Christophe le suivit, se demandant de quel intérêt pouvait bien être son opinion sur l’artillerie française. L’autre lui montra, triomphant, des canons musicaux, des tours de force, des morceaux qu’on pouvait lire en commençant par la fin, ou bien à quatre mains, en jouant l’un la page à l’endroit, l’autre la page à l’envers. Ancien Polytechnicien, le commandant avait toujours eu le goût de la musique; mais ce qu’il aimait surtout en elle, c’était le problème; elle lui semblait – (ce qu’elle est en effet, pour une part) – un magnifique jeu de l’esprit; et il s’ingéniait à poser et résoudre des énigmes de constructions musicales, plus extravagantes et plus inutiles les unes que les autres. Naturellement, il n’avait pas eu beaucoup de temps, au cours de sa carrière, pour cultiver sa manie; mais depuis qu’il avait pris sa retraite, il s’y donnait avec passion; il y dépensait l’énergie qu’il avait mise naguère à poursuivre à travers les déserts de l’Afrique les bandes de rois nègres, ou à échapper à leurs traquenards. Christophe s’amusa de ces charades, et il en posa, à son tour, une autre plus compliquée. L’officier fut ravi; ils joutèrent d’adresse: ce fut, de part et d’autre, une pluie de logogriphes [10] musicaux. Après qu’ils eurent bien joué, Christophe remonta chez lui. Mais dès le matin suivant, il reçut de son voisin un problème nouveau, un véritable casse-tête, auquel le commandant avait travaillé, une partie de la nuit; il y répliqua; et la lutte continua, jusqu’au jour où Christophe, que cela finissait par assommer, se déclara battu: ce qui enchanta l’officier. Il regardait ce succès comme une revanche sur l’Allemagne. Il invita Christophe à déjeuner. La franchise de Christophe, qui trouva détestables ses compositions musicales, et qui poussa les hauts cris, quand Chabran commença à massacrer sur son harmonium un andante de Haydn, acheva de le conquérir. Ils eurent, depuis, d’assez fréquents entretiens. Mais non plus sur la musique. Christophe trouvait un intérêt médiocre à écouter là-dessus des billevesées; aussi mettait-il de préférence la conversation sur le terrain militaire. Le commandant ne demandait pas mieux; la musique était, pour ce malheureux homme, une distraction forcée; au fond, il se rongeait.
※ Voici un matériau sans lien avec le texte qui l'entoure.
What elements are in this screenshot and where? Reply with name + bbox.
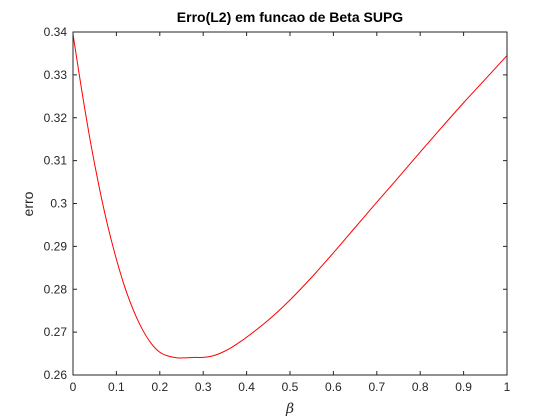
plot-area xyxy=(73,32,507,375)
x-tick-label: 0.2 xyxy=(151,380,168,394)
x-tick-label: 0.1 xyxy=(108,380,125,394)
y-tick-label: 0.33 xyxy=(44,68,68,82)
x-tick-label: 0.7 xyxy=(368,380,385,394)
y-tick-label: 0.34 xyxy=(44,25,68,39)
series-line-0 xyxy=(72,34,508,359)
y-tick-label: 0.29 xyxy=(44,239,68,253)
x-tick-label: 1 xyxy=(504,380,511,394)
y-tick-label: 0.26 xyxy=(44,368,68,382)
y-tick-label: 0.32 xyxy=(44,111,68,125)
ticks-layer: 0 0.1 0.2 0.3 0.4 0.5 0.6 0.7 0.8 0.9 1 0.26 0.27 0.2… xyxy=(44,25,511,394)
y-tick-label: 0.31 xyxy=(44,154,68,168)
x-tick-label: 0.8 xyxy=(412,380,429,394)
series-layer xyxy=(72,34,508,359)
y-tick-label: 0.3 xyxy=(50,197,67,211)
x-tick-label: 0.6 xyxy=(325,380,342,394)
x-tick-label: 0 xyxy=(70,380,77,394)
y-axis-label: erro xyxy=(20,191,36,216)
x-tick-label: 0.9 xyxy=(455,380,472,394)
x-axis-label: β xyxy=(285,401,294,417)
chart-title: Erro(L2) em funcao de Beta SUPG xyxy=(177,9,403,25)
x-tick-label: 0.4 xyxy=(238,380,255,394)
y-tick-label: 0.28 xyxy=(44,282,68,296)
y-tick-label: 0.27 xyxy=(44,325,68,339)
x-tick-label: 0.3 xyxy=(195,380,212,394)
x-tick-label: 0.5 xyxy=(282,380,299,394)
Il se laissa entraîner à conter ses campagnes africaines. Gigantesques aventures, dignes de celles des Pizarre et des Cortès! Christophe voyait revivre avec stupéfaction cette épopée merveilleuse et barbare, dont il ne savait rien, que les Français eux-mêmes ignorent presque tous, et où, pendant vingt ans, se dépensèrent l’héroïsme, l’audace ingénieuse, l’énergie surhumaine d’une poignée de conquérants français, perdus au milieu du continent noir, entourés d’armées noires, dépourvus des moyens d’action les plus rudimentaires, agissant constamment contre le gré d’une opinion et d’un gouvernement épeurés, et conquérant à la France, en dépit de la France, un empire plus grand qu’elle. Une odeur de joie puissante et de sang montait de cette action, où surgissaient aux yeux de Christophe, des figures de modernes condottieri, d’aventuriers héroïques, imprévues dans la France d’aujourd’hui, et que la France d’aujourd’hui rougit de reconnaître: pudiquement, elle jette sur eux un voile. La voix du commandement sonnait gaillardement, en évoquant ces souvenirs; et il racontait avec une bonhomie joviale, et – (bizarrement intercalées parmi ces récits épiques) – de sages descriptions des terrains géologiques, ces larges randonnées, et ces chasses humaines, où il était tour à tour le chasseur et le gibier, dans une partie sans merci. – Christophe l’écoutait, le regardait, et il avait compassion de ce bel animal humain, contraint à l’inaction, réduit à se dévorer en des jeux ridicules. Il se demandait comment il avait pu se résigner à ce sort. Il le lui demanda. Sur ses rancœurs, le commandant semblait peu disposé d’abord à s’expliquer avec un étranger. Mais les Français ont la langue longue, surtout lorsqu’il s’agit de s’accuser les uns les autres:
– Que voulez-vous que je foute, dit-il, dans leur armée d’aujourd’hui? Les marins font de la littérature. Les fantassins font de la sociologie. Ils font de tout, sauf de la guerre. Ils n’y préparent même plus, ils préparent à ne plus la faire; ils font la philosophie de la guerre… La philosophie de la guerre! Un jeu d’ânes battus, qui méditent sur les coups qu’ils recevront un jour!… Discutailler, philosophailler, non, ce n’est pas mon affaire. Autant rentrer chez moi, et fabriquer mes canons!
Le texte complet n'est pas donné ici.